Altmeister Henri Texier landet einen Volltreffer

Anders als viele Jazzmusiker, die schon mal gerne die Plattenfirma wechseln, ist der Kontrabassist Henri Texier seinem Label Bleu über die Jahre treu geblieben, wohl weil er hier seine künstlerische Fantasie und die Vorstellungen vom Jazz am besten entfalten konnte. Der Veteran der französischen Jazzszene begann seine Karriere Anfang der 1960iger Jahre in den Pariser Jazzclubs, wo er u.a. mit Bud Powell, Johnny Griffin, Bill Coleman, Don Cherry und Martial Solal spielte.

Für sein aktuelles Album „Chance“  hat sich der Franzose eine handverlesene Auswahl exzellenter Musiker ins Studio geholt, die ihn bereits auf seinem vorangegangenen Album „Skydancer“ aus dem Jahre 2016 unterstützten: seinen Sohn Sébastien Texier (Klarinette, Altklarinette und Altsaxophon), Vincent Lê Quang (Tenor- und Sopransaxophon), Manu Codja (Gitarre) und Gautier Garrigue (Schlagzeug). Auf „Chance“ präsentiert er acht perfekt aufeinander abgestimmte Stücke des zeitgenössischen Jazz. Die Titel sind wie gewohnt bis ins letzte Detail durchdacht und finden im Zusammenspiel eine beachtliche Wirkung. Das lange erwartete Studioalbum ist sehr nuancenreich. Da konkurrieren etliche Musikstile, wobei auch progressive oder zumindest atypische Elemente nicht fehlen. Anleihen bei Country, Americana oder orientalischer Musik sind ebenfalls vertreten. Darüber hinaus werden bekannte Standards geschickt in die Struktur der Stücke eingearbeitet.

Neben warmen und fröhlichen Klängen scheut das Album auch nicht vor melancholischer Stimmung wie im Stück „Laniakea“ zurück. Für den 1945 in Paris geborenen Bandleader, der zudem ein angesehener Komponist von Jazzstücken ganz eigener Prägung ist, ist dies das mittlerweile 38. Album. Auf „Chance“ entsteht eine Musik voller Schattierungen. Es ist vielleicht genau solch eine Musik, die man in Zeiten wie diesen besonders brauchen kann.
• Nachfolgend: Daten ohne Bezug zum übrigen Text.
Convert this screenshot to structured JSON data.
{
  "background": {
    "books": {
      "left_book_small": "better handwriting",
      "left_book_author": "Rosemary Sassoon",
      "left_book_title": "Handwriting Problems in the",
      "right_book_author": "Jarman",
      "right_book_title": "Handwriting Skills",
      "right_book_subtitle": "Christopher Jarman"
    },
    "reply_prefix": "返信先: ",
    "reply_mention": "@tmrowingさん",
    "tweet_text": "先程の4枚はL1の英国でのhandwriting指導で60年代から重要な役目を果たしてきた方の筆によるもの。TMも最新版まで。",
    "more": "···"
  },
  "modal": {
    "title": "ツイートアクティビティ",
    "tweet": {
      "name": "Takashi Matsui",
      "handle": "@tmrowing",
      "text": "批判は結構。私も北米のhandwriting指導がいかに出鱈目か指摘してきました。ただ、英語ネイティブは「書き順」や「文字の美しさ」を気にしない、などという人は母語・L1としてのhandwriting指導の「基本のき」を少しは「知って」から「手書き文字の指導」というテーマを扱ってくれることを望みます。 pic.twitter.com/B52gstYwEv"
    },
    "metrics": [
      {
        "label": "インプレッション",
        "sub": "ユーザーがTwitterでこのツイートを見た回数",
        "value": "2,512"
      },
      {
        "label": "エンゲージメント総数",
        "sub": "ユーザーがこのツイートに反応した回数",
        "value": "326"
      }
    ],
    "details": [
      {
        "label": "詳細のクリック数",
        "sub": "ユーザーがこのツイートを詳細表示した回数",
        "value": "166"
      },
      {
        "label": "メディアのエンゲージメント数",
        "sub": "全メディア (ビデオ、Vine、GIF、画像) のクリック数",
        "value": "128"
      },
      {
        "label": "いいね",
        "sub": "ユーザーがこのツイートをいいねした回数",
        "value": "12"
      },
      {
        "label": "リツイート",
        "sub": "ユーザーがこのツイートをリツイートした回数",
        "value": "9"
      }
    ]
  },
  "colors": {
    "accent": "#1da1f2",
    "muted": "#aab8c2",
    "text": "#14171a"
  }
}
Eine Musik, die nicht oberflächlich daherkommt, sondern tief einsteigt und sich dabei auch Zeit nimmt. Beispielsweise die einfühlsam gespielte Ballade „Simone et Robert“. Sie besticht mit einer bluesigen Klarinette und einem sentimentalen Tenorsaxophon. Der 2009 verstorbenen deutschen Tänzerin und Choreografin Pina Bausch hat Texier seine Komposition Titel „Pina B.“ gewidmet, die mit einem dynamischen Schlagzeug, einem enthusiastischen  Klarinettenspiel und einem in alle Richtungen tanzenden Bass die ausdrucksstarken Tanzfiguren der Choreografin treffend umsetzt. Mit dem knapp zwei Minuten dauernden Stück „Standing Horse“ unterstreicht Texier noch einmal, warum er zu Recht als einer der besten Kontrabassisten des europäischen Jazz gilt. Im atmosphärischen Opener „Cinecittà“ breitet sich eine subtile Melancholie aus. Henris Sohn Sébastien schrieb diese Hommage an Fellini, der in 30 Jahren alle seine Meisterwerke in Cinecittà in Rom realisierte. Summa summarum: ein großartiges Album!

Henri Texier: „Chance“ ist auf dem Label Bleu erschienen im Vertrieb von Broken Silence.